We loved the colours on the leaves on trees this fall, but now they’re down, on the driveway, on the sidewalk, blown in through the front door, in the flower beds and on the lawn. And one of the biggest of all garden chores is staring you in the face, gathering up and dealing with the leaves.
Ignoring them, closing the blinds and turning the channel is not an option. They’re not going away. You can rake them, blow them, vacuum them, compost them or you can mow them. Yes, mow them.
Leaves should definitely not be left on the lawn over the winter. They block sunlight from reaching the turf, resulting in bleached grass blades come spring. Moisture builds up under those leaves, and the more leaves there are the more moisture is absorbed. Normally our lawns don’t have issues with fungal diseases over winter, but a blanket of leaves left over winter will surely tempt fate.
Mowing leaves on your lawn turns them into a very beneficial mulch that helps your lawn. One university study showed that turning the leaves into mulch on the lawn increased the activity of microbes in the soil and promoted better water infiltration.
Another study found that lawns greened up quicker in spring when leaves were mulched into them in fall. Another benefit is fewer dandelions in the spring.
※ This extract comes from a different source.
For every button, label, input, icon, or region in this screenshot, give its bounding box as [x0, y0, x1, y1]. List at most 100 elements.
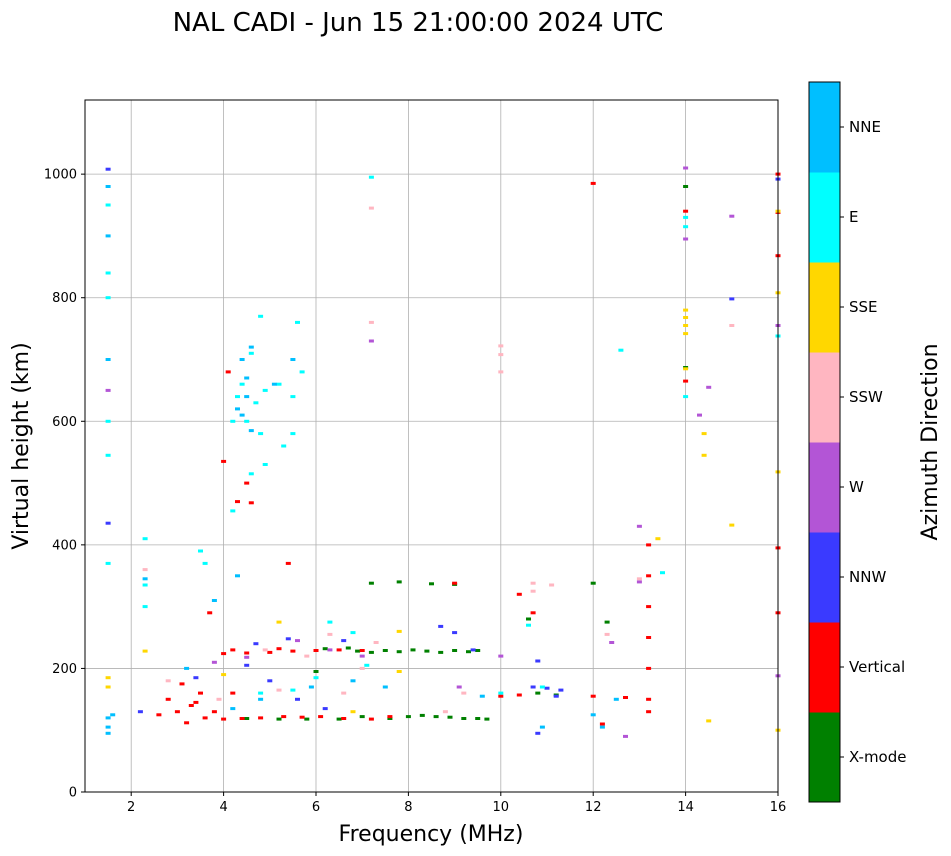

So, your lawn is hidden by leaves, and you haven’t winterized your mower yet. Chances are the lawn needs cutting one last time anyway, because they really seemed to grow back in mid-October. If the leaves are thick move them around and spread them out before you cut.
Fire up the mower and run over the leaves until they are dime-sized and you can see about a half inch of lawn through the leaves. At this size the microbes and worms can start working on breaking them down. By spring you won’t even see the broken down leaf pieces in your lawn, but you will notice that the lawn looks greener and healthier.
If you’ve got more leaves than lawn, gather them up, spread them out on the lawn and fire up the mower again. Run back and forth over the leaves until they’re dime-sized. Rake up the results and spread them over bare soil in your flower and vegetable beds. It’s a fantastic mulch that will break down over winter and improve your soil like nothing else will.
If you’ve got too much mulch for your beds, pile it into your compost. If you’ve still got too much mulch, bag it up and set it anonymously on the doorstep of the keen gardener down the street. Or wrap a bow around the top of the bag and give a Christmas gift that will give for years!